Tiltmann stated the uncertainty across the economic system, load shedding and the variety of different points South Africa is going through has created a little bit of doubt within the minds in advertisers, inflicting them to carry again on promoting expenditure.
This is creating fluctuations within the group’s income streams from quarter to quarter, he stated.
Tiltmann added that October this 12 months was a comparatively poor month throughout the board within the trade whereas November, which ties in to occasions like Black Friday, has seen a large enhance in income spend by the promoting trade.
“In general this year has been relatively positive. I’m pretty optimistic based on what I’ve seen so far in November. It’s a good start to the second six months of the year,” he stated.
Tiltmann stated AME clearly can’t change the financial surroundings, and the largest alternative the group sees is to spend time relooking on the Moneyweb providing that it has, notably on the income facet.
“It has not been meeting our expectations this financial year but we have got plans in place to grow that back.
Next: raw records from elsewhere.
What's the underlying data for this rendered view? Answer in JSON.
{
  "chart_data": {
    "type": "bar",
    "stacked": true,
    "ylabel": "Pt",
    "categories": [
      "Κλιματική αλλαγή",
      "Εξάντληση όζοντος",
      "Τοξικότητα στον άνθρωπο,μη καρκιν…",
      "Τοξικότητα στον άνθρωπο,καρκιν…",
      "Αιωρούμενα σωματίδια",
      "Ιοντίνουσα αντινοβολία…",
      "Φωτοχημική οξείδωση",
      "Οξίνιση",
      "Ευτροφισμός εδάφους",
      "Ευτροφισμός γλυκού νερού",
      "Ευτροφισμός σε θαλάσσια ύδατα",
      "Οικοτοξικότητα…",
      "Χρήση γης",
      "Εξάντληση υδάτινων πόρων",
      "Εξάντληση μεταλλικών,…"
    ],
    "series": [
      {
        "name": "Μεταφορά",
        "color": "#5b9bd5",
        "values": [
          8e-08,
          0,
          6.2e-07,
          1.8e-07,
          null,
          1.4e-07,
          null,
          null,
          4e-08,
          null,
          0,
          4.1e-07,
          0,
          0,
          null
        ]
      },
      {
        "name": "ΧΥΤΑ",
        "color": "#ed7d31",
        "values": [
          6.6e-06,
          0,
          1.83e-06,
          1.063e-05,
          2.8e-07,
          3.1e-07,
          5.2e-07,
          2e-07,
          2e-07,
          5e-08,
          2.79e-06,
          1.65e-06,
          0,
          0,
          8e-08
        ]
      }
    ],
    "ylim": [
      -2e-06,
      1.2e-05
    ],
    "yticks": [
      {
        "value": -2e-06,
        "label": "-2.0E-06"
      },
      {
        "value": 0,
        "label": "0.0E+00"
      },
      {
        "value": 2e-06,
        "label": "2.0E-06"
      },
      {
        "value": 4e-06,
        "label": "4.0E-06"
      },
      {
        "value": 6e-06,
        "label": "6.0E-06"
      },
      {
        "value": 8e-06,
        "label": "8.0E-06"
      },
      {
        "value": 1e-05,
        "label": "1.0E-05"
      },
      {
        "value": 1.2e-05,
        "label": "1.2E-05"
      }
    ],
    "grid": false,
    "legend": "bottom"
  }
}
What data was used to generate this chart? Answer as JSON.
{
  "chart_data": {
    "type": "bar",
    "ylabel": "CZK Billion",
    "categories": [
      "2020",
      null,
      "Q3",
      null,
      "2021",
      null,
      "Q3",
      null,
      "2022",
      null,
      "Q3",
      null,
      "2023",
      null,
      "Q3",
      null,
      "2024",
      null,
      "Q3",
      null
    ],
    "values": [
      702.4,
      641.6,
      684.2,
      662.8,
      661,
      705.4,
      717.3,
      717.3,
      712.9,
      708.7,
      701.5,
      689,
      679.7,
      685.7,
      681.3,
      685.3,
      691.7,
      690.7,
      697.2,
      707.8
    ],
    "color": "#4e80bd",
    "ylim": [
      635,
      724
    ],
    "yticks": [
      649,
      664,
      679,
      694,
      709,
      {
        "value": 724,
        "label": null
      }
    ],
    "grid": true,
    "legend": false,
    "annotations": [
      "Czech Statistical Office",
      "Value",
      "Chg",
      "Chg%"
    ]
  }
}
We are fully committed to do that and returning the business into a positive position,” he stated.
As a part of this initiative, Moneyweb will likely be internet hosting its second Better Investor Conference in the course of the third quarter of the 12 months – on Tuesday, 29 November – and the group is inspired by the rising curiosity from advertisers.
Tiltmann stated the entire group’s different merchandise and types have accomplished extraordinarily nicely within the six-month reporting interval, notably its radio merchandise.
“Our numbers for Algoa FM, which is based in the Eastern Cape, have been excellent and OFM based in central South Africa has also had a good six months set of results,” he stated.
Share repurchase
AME repurchased 199 621 of its shares in the course of the six-month reporting interval for R7.1 million and submitted a share repurchase programme to the JSE on 28 September.
That programme was accomplished after the reporting interval on 28 October and resulted within the repurchase of a complete 226 000 shares throughout this era for R7.7 million.
Tiltmann stated the group’s share repurchase scheme is clearly pushed by its perception that AME’s share value is undervalued.
“With the permission of the JSE, we have been embarking on that process and we will continue to look at that as we look forward,” he stated.
Shares in AME closed unchanged on Wednesday at R39.88 per share.